(…) permettez-moi d’abord de m’attarder encore sur ce sourire, c’est peut-être une manie de ma part, mais je pense que c’est parce qu’il était si fragile et si fugitif qu’il mérite d’être décrit. Nous qui l’avons vu, comment pourrions-nous oublier le sourire pas du tout naïf, très vigilant au contraire, déterminé et désarmant, de ces volontaires du service d’ordre qui se trouvaient au matin du 4 novembre 1989 autour de l’Alexanderplatz, avec leur écharpe orange bien en évidence sur laquelle on pouvait lire : PAS DE VIOLENCE, tandis que se mettait en mouvement l’interminable cortège de la manifestation — en souriant ! je le jure ! — et que sur l’Alexanderplatz commençaient à se rassembler des foules de bonne humeur. Un petit mot s’imposait à vous : « souverain », un de ces mots venus d’ailleurs qui sont le plus étrangers à notre chère langue allemande. Le peuple comme souverain. LIBERTÉ ÉGALITÉ FRATERNITÉ. (…) tant de journalistes ont pu dire au cours des mois qui ont suivi : Quelle naïveté ! Quelle méconnaissance des réalités !

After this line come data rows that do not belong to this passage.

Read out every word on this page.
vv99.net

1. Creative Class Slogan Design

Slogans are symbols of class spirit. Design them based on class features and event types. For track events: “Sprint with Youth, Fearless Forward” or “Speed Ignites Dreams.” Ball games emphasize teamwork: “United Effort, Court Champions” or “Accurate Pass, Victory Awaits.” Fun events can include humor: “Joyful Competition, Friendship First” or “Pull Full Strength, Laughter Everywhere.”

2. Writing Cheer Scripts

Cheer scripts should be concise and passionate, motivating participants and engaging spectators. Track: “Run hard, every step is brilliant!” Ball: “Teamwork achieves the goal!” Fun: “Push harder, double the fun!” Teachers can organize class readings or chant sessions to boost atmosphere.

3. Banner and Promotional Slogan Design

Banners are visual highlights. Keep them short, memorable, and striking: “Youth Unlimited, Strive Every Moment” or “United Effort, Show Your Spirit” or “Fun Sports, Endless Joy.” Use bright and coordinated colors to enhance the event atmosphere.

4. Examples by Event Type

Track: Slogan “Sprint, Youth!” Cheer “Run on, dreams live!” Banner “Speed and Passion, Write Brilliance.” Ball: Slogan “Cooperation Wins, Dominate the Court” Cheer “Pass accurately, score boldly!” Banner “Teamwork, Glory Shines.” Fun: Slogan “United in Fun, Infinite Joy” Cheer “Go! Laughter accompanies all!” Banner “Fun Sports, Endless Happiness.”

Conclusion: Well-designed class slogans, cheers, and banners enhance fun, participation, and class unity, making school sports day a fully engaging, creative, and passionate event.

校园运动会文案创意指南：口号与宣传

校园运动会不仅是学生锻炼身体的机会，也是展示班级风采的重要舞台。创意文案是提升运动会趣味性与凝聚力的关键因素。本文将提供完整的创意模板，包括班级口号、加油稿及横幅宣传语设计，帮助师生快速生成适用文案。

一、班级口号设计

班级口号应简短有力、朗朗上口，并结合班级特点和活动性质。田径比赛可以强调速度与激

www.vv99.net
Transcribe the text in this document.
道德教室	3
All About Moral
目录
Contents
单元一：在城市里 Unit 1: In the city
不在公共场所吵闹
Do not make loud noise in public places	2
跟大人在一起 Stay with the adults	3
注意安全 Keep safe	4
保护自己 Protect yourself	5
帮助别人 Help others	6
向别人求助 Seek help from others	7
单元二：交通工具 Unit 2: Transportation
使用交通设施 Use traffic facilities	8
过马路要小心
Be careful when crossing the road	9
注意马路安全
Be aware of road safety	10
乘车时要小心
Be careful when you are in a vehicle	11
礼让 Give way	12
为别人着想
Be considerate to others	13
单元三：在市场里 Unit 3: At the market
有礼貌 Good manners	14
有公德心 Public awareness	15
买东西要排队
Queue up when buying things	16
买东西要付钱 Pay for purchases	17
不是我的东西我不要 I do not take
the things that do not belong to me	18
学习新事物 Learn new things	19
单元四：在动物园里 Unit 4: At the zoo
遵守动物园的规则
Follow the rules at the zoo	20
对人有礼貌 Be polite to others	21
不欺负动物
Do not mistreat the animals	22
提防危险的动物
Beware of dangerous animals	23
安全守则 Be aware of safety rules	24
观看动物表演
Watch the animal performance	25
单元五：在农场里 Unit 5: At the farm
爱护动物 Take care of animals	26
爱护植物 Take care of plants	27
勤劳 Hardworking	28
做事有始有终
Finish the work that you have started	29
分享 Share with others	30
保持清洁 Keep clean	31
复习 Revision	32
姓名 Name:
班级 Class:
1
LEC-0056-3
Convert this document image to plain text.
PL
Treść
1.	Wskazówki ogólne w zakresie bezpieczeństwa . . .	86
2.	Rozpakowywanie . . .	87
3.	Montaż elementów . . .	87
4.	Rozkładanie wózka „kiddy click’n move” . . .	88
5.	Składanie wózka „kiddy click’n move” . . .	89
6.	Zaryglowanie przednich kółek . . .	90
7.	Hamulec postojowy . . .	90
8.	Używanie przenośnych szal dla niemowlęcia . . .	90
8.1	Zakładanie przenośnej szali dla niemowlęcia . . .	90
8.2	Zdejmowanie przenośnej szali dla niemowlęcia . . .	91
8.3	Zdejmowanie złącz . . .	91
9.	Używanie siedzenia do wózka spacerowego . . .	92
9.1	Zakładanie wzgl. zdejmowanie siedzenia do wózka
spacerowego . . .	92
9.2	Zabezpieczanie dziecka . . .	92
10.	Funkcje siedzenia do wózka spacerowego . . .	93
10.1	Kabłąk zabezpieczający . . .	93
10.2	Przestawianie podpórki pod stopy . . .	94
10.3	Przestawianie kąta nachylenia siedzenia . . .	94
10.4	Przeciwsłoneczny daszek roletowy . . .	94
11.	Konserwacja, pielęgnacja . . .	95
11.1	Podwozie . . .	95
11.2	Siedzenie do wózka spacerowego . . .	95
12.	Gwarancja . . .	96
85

Sûrement. Les banderoles et les affiches de ces gens qui pendant cette journée-là au moins se sentirent vainqueurs — leur sourire était aussi un sourire de victoire sceptique et inhabituel — sont entre temps recouvertes de poussière, dans une salle de l’ancien arsenal bouclée à double tour, et lorsqu’un an plus tard exactement une partie de ces gens-là, petite mais non négligeable, s’est rassemblée à nouveau sur l’Alex, ils avaient compris qu’ils étaient les perdants et, sur l’une de leurs banderoles où figuraient les devises de la Révolution française, le mot LIBERTÉ était suivi d’un point d’interrogation, mais ÉGALITÉ et FRATERNITÉ demeuraient des revendications encore non satisfaites.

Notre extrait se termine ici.